Data Source: Bloomberg
July 2019 Highlights:
- Global stocks (MSCI All-Country World Index or ACWI) eked out a modest return (+0.3%) led by the U.S. (S&P 500) and MSCI Japan (1.4% and 0.1%, respectively) while MSCI Emerging Markets, Asia Pacific ex Japan, and Europe lagged (-1.2%, -1.3%, and -1.9%, respectively).
- At the end of the month, the U.S. Federal Reserve (“Fed”) moved to cut its benchmark rate from 2.25-2.50% to 2.00-2.25% and announced they would end the runoff of the Fed balance sheet ($3.8 trillion) two months earlier than anticipated, effectively ending quantitative tightening.
- Equity markets sold off at the end of the month when the Fed signaled that the July rate cut would not likely represent the start of an extended series of rate cuts as the Fed felt that current economic conditions did not warrant a more dovish course.
- U.S. large caps outperformed small caps although this performance differential narrowed towards the end of the month, likely due to the strong U.S. dollar. Pure Growth outperformed Pure Value, but both underperformed the cap-weighted S&P 500.
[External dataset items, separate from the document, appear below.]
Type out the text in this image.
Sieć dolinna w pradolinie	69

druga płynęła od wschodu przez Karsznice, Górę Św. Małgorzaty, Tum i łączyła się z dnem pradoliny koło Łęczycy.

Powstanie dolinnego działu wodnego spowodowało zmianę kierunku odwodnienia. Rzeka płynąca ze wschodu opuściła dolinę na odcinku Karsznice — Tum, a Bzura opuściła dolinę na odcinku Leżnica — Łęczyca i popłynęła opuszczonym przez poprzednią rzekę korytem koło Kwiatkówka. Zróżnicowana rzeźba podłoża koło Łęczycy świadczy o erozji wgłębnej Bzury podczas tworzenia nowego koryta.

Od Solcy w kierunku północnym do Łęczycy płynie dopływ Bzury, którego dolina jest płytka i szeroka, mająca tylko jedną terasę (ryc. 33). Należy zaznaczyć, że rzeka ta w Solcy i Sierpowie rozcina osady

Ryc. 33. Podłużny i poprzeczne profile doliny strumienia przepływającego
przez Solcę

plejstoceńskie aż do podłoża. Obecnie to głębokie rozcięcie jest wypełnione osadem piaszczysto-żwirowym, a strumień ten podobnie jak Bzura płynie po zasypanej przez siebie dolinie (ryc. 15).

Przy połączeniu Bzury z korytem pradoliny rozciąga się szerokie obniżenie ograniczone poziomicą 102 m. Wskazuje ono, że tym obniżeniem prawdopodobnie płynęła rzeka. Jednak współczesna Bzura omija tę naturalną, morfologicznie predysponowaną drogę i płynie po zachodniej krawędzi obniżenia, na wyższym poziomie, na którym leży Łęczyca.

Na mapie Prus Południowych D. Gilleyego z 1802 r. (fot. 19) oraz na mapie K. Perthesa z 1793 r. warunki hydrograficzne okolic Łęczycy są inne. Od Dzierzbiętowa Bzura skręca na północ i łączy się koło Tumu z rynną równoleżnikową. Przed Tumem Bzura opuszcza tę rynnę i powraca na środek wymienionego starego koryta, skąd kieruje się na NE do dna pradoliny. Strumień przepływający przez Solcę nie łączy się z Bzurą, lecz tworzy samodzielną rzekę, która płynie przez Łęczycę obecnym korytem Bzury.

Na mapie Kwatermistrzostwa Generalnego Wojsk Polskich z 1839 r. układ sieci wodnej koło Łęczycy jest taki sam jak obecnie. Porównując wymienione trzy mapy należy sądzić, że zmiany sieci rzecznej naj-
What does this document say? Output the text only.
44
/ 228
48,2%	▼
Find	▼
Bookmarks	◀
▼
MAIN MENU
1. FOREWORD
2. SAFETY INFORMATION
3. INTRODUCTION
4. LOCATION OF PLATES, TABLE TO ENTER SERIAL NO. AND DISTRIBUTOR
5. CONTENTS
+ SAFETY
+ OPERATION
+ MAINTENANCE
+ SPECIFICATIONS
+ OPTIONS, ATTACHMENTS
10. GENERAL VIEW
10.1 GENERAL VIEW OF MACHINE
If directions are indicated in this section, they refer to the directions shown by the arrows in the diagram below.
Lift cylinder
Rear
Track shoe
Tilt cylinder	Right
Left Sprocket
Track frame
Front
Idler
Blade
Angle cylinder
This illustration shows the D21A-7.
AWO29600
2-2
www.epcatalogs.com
- Among risk factors, Quality outperformed while High Dividend lagged. Quality continues to benefit from a narrow growth environment where a handful of companies are generating higher growth in a slowing economy.
- Within fixed income, emerging market debt outperformed major segments despite local currency weakness versus the U.S. dollar. U.S. investment grade returned 0.2% and got a boost at the end of the month following the Fed July meeting. U.S. credit risk also continues to ride the coattails of a dovish Fed with credit spreads narrowing to 1-year lows.
- The 10-Year U.S. Treasury Yield finished nearly unchanged at 2.04% versus 2.00% at the beginning of July. However, the 2-10 Year Term structure flattened to the mid-teens basis points as fixed income investors start to price in a deflationary scenario resulting from a less-than-dovish Fed and a strong U.S. dollar.
- Communication services, technology and consumer staples led U.S. sectors due to strong 2nd quarter earnings releases from key benchmark constituents. Energy and materials underperformed even though commodity prices held up in the face of a strong U.S. dollar.
- The Fed seems to be caught in a vortex where it must set rate policy and pull monetary levers largely in reaction to what its global central banking peers are implementing, lest a strong U.S. dollar sends global financial conditions over the cliff. For now, the Fed has assured us that all that is needed is a ‘mid-cycle adjustment’, although it feels increasingly more like a mid-cycle crisis.